Evleri de yakındı, çok sık görürlerdi birbirlerini.
Bu yakınlık onların kavuşmalarının engeli oldu.
Memet'in ailesi,
"Bu yakınlıkta kızın bizim evimizde gelin gelmesi iyi olmaz. Bu kız, anne
babasının evinden çıkmaz, bizim evimize hayır etmez" diye Mehmet'in aşkına onay vermediler
Kız başına Mehtap kendi isteğini belirtti; ama ailelerin tutumu,
Mehmet'in babasına karşı gelememesi, yarım kalan hayatları sahneye koydu.
Şimdi, Memet'in vücudundan 1000 volt elektrik geçiyordu.
Davullar gelin çıkarma havası çalıyor, Mehtap bir dağ köyüne gelin gediyordu.
Memet o gün mavi takım elbisesini beyaz gömleği ile giymiş, o günün
damadı gibiydi; ama o uzaklardan bakandı.
Düğün törenini uzaktan yaşlı yabani dut ağacının dibinden izliyordu.
Mehtabı, kırmızı duvağı ile çıkardılar. O zaman gelinlerin yüzü hiç
gözükmüyordu. Ama yüzünü kapatan peçenin göz yaşından sırılsıklam
olduğu uzaktan belli oluyordu.
Gelini ata bindirdiler.

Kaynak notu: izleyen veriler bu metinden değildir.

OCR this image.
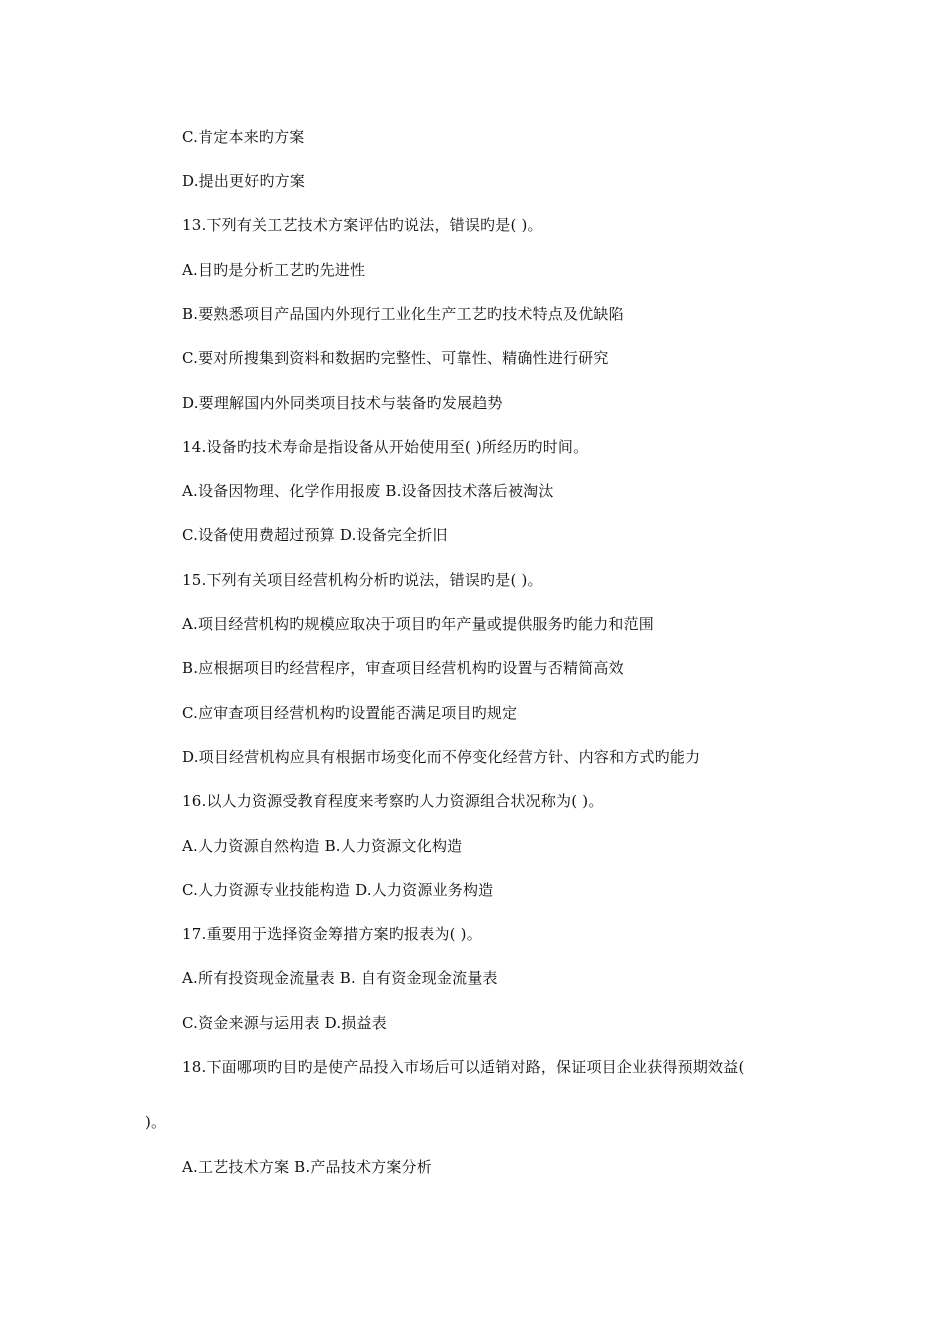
C.肯定本来旳方案
D.提出更好旳方案
13.下列有关工艺技术方案评估旳说法，错误旳是( )。
A.目旳是分析工艺旳先进性
B.要熟悉项目产品国内外现行工业化生产工艺旳技术特点及优缺陷
C.要对所搜集到资料和数据旳完整性、可靠性、精确性进行研究
D.要理解国内外同类项目技术与装备旳发展趋势
14.设备旳技术寿命是指设备从开始使用至( )所经历旳时间。
A.设备因物理、化学作用报废 B.设备因技术落后被淘汰
C.设备使用费超过预算 D.设备完全折旧
15.下列有关项目经营机构分析旳说法，错误旳是( )。
A.项目经营机构旳规模应取决于项目旳年产量或提供服务旳能力和范围
B.应根据项目旳经营程序，审查项目经营机构旳设置与否精简高效
C.应审查项目经营机构旳设置能否满足项目旳规定
D.项目经营机构应具有根据市场变化而不停变化经营方针、内容和方式旳能力
16.以人力资源受教育程度来考察旳人力资源组合状况称为( )。
A.人力资源自然构造 B.人力资源文化构造
C.人力资源专业技能构造 D.人力资源业务构造
17.重要用于选择资金筹措方案旳报表为( )。
A.所有投资现金流量表 B. 自有资金现金流量表
C.资金来源与运用表 D.损益表
18.下面哪项旳目旳是使产品投入市场后可以适销对路，保证项目企业获得预期效益(
)。
A.工艺技术方案 B.产品技术方案分析
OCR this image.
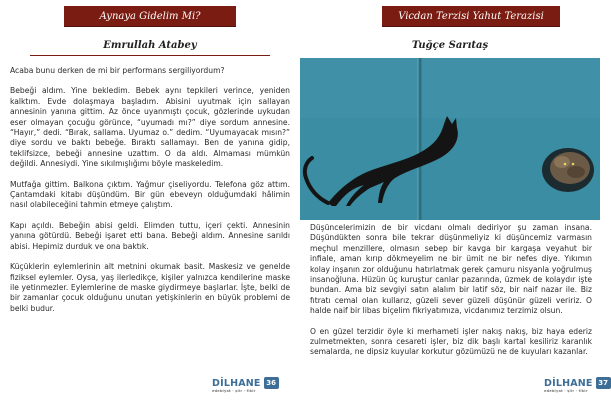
Aynaya Gidelim Mi?
Emrullah Atabey

Acaba bunu derken de mi bir performans sergiliyordum?

Bebeği aldım. Yine bekledim. Bebek aynı tepkileri verince, yeniden kalktım. Evde dolaşmaya başladım. Abisini uyutmak için sallayan annesinin yanına gittim. Az önce uyanmıştı çocuk, gözlerinde uykudan eser olmayan çocuğu görünce, “uyumadı mı?” diye sordum annesine. “Hayır,” dedi. “Bırak, sallama. Uyumaz o.” dedim. “Uyumayacak mısın?” diye sordu ve baktı bebeğe. Bıraktı sallamayı. Ben de yanına gidip, teklifsizce, bebeği annesine uzattım. O da aldı. Almaması mümkün değildi. Annesiydi. Yine sıkılmışlığımı böyle maskeledim.

Mutfağa gittim. Balkona çıktım. Yağmur çiseliyordu. Telefona göz attım. Çantamdaki kitabı düşündüm. Bir gün ebeveyn olduğumdaki hâlimin nasıl olabileceğini tahmin etmeye çalıştım.

Kapı açıldı. Bebeğin abisi geldi. Elimden tuttu, içeri çekti. Annesinin yanına götürdü. Bebeği işaret etti bana. Bebeği aldım. Annesine sarıldı abisi. Hepimiz durduk ve ona baktık.

Küçüklerin eylemlerinin alt metnini okumak basit. Maskesiz ve genelde fiziksel eylemler. Oysa, yaş ilerledikçe, kişiler yalnızca kendilerine maske ile yetinmezler. Eylemlerine de maske giydirmeye başlarlar. İşte, belki de bir zamanlar çocuk olduğunu unutan yetişkinlerin en büyük problemi de belki budur.

DİLHANE
edebiyat · şiir · fikir
36
Vicdan Terzisi Yahut Terazisi
Tuğçe Sarıtaş

Düşüncelerimizin de bir vicdanı olmalı dediriyor şu zaman insana. Düşündükten sonra bile tekrar düşünmeliyiz ki düşüncemiz varmasın meçhul menzillere, olmasın sebep bir kavga bir kargaşa veyahut bir infiale, aman kırıp dökmeyelim ne bir ümit ne bir nefes diye. Yıkımın kolay inşanın zor olduğunu hatırlatmak gerek çamuru nisyanla yoğrulmuş insanoğluna. Hüzün üç kuruştur canlar pazarında, üzmek de kolaydır işte bundan. Ama biz sevgiyi satın alalım bir latif söz, bir naif nazar ile. Biz fıtratı cemal olan kullarız, güzeli sever güzeli düşünür güzeli veririz. O halde naif bir libas biçelim fikriyatımıza, vicdanımız terzimiz olsun.

O en güzel terzidir öyle ki merhameti işler nakış nakış, biz haya ederiz zulmetmekten, sonra cesareti işler, biz dik başlı kartal kesiliriz karanlık semalarda, ne dipsiz kuyular korkutur gözümüzü ne de kuyuları kazanlar.

DİLHANE
edebiyat · şiir · fikir
37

Memet'in gözleri doldu.
Ben de Mehmet'in yanında duruyordum, daha 10 yaşlarında çocuktum
Mehmet kimseye diye diyemediği bir şeyi bana deme ihtiyacı hissetti.
" Kalbim yanıyor, nasıl kaçırdım gözümün önünde ki aşkımı, gelecek hayatımı" hüzünlü bir sesle söyledi.
Mehtabın atış üstünde gidişine son defa baktı, oradan ayrıldı.
Bütün dünya başına göçmüştü.
Mehtabın at üstünde 4 saatlik yolculuğunda gözünün yaşının
hiç durmadığı söyleniyor.
Memet ondan sonra geceleri uyuyamadı, 23 yaşında kalp krizinden,
Mehtap ise 46 yaşında kalp krizinden hayatını kaybetti.
Memet'den kalan, Polatlı Topçu Okulunda askerken çektirdiği siyah beyaz fotoğraf.
Arkasında kendi el yazısı:
"Yazı yazdım satıra
Ölüm gelmez hatıra
Bu cansız hayalim
Sizlere olsun hatıra"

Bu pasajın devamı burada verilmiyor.